When I spoke to Philipp Jaschke, a policy researcher at Germany’s Institute for Employment Research, he nodded knowingly at Sam’s story. “And it’s often hard for, especially for refugees, but generally for migrants, because Germany is, I would say it’s unique with this vocational education system. If people apply, often they get a decision and then okay, ‘we approve part of your qualification.’”

“And so they tell you you need to prove practice in this and that and that and that and you need to go to school to learn in theory this and this and this. So it’s super complicated.”

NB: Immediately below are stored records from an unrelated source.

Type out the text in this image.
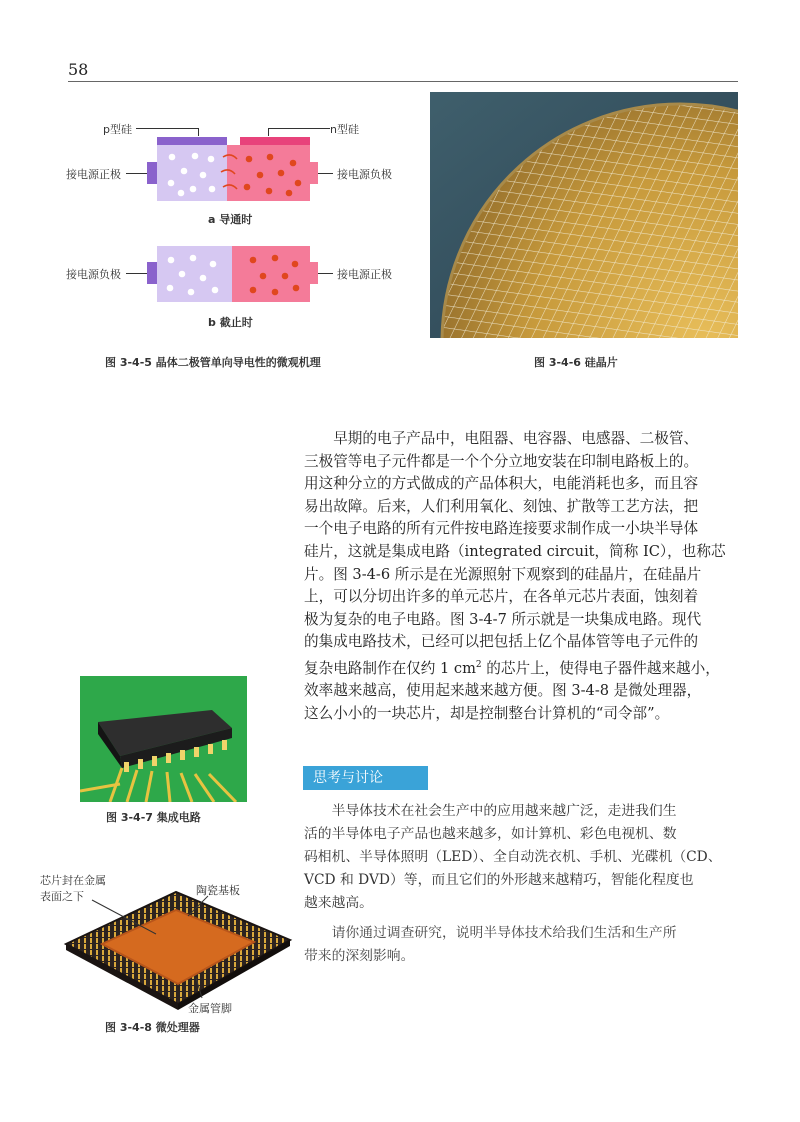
58
p型硅	n型硅
接电源正极	接电源负极
a 导通时
接电源负极	接电源正极
b 截止时
图 3-4-5 晶体二极管单向导电性的微观机理	图 3-4-6 硅晶片
图 3-4-7 集成电路
芯片封在金属
表面之下	陶瓷基板
金属管脚
图 3-4-8 微处理器
　　早期的电子产品中，电阻器、电容器、电感器、二极管、
三极管等电子元件都是一个个分立地安装在印制电路板上的。
用这种分立的方式做成的产品体积大，电能消耗也多，而且容
易出故障。后来，人们利用氧化、刻蚀、扩散等工艺方法，把
一个电子电路的所有元件按电路连接要求制作成一小块半导体
硅片，这就是集成电路（integrated circuit，简称 IC），也称芯
片。图 3-4-6 所示是在光源照射下观察到的硅晶片，在硅晶片
上，可以分切出许多的单元芯片，在各单元芯片表面，蚀刻着
极为复杂的电子电路。图 3-4-7 所示就是一块集成电路。现代
的集成电路技术，已经可以把包括上亿个晶体管等电子元件的
复杂电路制作在仅约 1 $cm^2$ 的芯片上，使得电子器件越来越小，
效率越来越高，使用起来越来越方便。图 3-4-8 是微处理器，
这么小小的一块芯片，却是控制整台计算机的“司令部”。
思考与讨论
　　半导体技术在社会生产中的应用越来越广泛，走进我们生
活的半导体电子产品也越来越多，如计算机、彩色电视机、数
码相机、半导体照明（LED）、全自动洗衣机、手机、光碟机（CD、
VCD 和 DVD）等，而且它们的外形越来越精巧，智能化程度也
越来越高。
　　请你通过调查研究，说明半导体技术给我们生活和生产所
带来的深刻影响。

In other words, integration in Germany isn’t only about learning the language; it’s about navigating institutional bureaucracy. “Everything here is on paper,” Sam said. “Letters, letters, letters. If you don’t know the language, you can’t survive the bureaucracy.” He relied on friends to translate documents and accompany him to offices, each visit another performance of legitimacy: am I educated enough, fluent enough, deserving enough to settle here?

He spent three years studying German intensively. “From zero to C1,” he said, shaking his head, referring to the European grade system for languages. “Three years of my life were just that.” When the pandemic hit, Berlin shut down. Classes went online; language schools closed; temporary teaching gigs vanished. “Two years without a job,” he said. “I was just at home.”

Finally, after six years of uncertainty, Sam found a stable position teaching English at a private school. “Now, when I apply for a job,” he said, smiling faintly, “they actually call me for an interview.”

For many in Berlin’s refugee community, the harder struggle comes not in the classroom but at home; literally. Housing in Berlin is a battle, even for Germans. For immigrants, it’s worse. “I spent two years searching for a flat,” Sam said. “Every day, every night. You apply, you go to viewings, you bring all your papers.” At open houses, he’d line up with dozens of others, clutching a folder: passport, residence permit, bank statements, a government letter guaranteeing rent payments. “And still,” he said, “they see ‘job center’ on the paper and say, ‘They won’t give you the flat.’”

Berlin’s rental market has become so competitive that underground brokers offer “black market” placements: sometimes more than €5,000. “I know people who paid under the table just to get a flat,” Sam said. “The government knows it exists. But what can they do? People are desperate.”

He eventually found his first real apartment thanks to a German friend’s mother, who vouched for him in person. “She told the landlord, ‘If he doesn’t pay, I will,’” Sam said. “That’s how I got the flat.”

The loneliness was harder to solve. “People say Berlin is open, multicultural,” Sam said. “That’s true: but only if you’re a party person. If you like bars, nightclubs, you’ll find people. I’m not that person.” For him, community meant the language cafés, the Sunday meetups, the Blue House, where volunteers and refugees trade words and stories. “This is my social life,” he said. “German people are not very open. Even your neighbors; you don’t know them. They live in their own bubbles.”

He laughed softly. “In England, they say people are cold. But the Germans are another level. To grab a coffee with a friend, you must schedule one month in advance.”

Today, Sam’s life is stable on paper: full-time job, apartment, friends, legal status. But stability, he said, isn’t the same as ease. The journey to Berlin was just the start of a years-long fight to truly take root and feel at home in Berlin. In the Blue House, where volunteers and newcomers trade stories in slow English, he finds a gome. Here, no one asks for papers. They ask where you’re from, what brought you here, and how you’re doing this week. People arrive from everywhere, Afghanistan, Ukraine, Syria, Turkey, and learn to make the city livable together.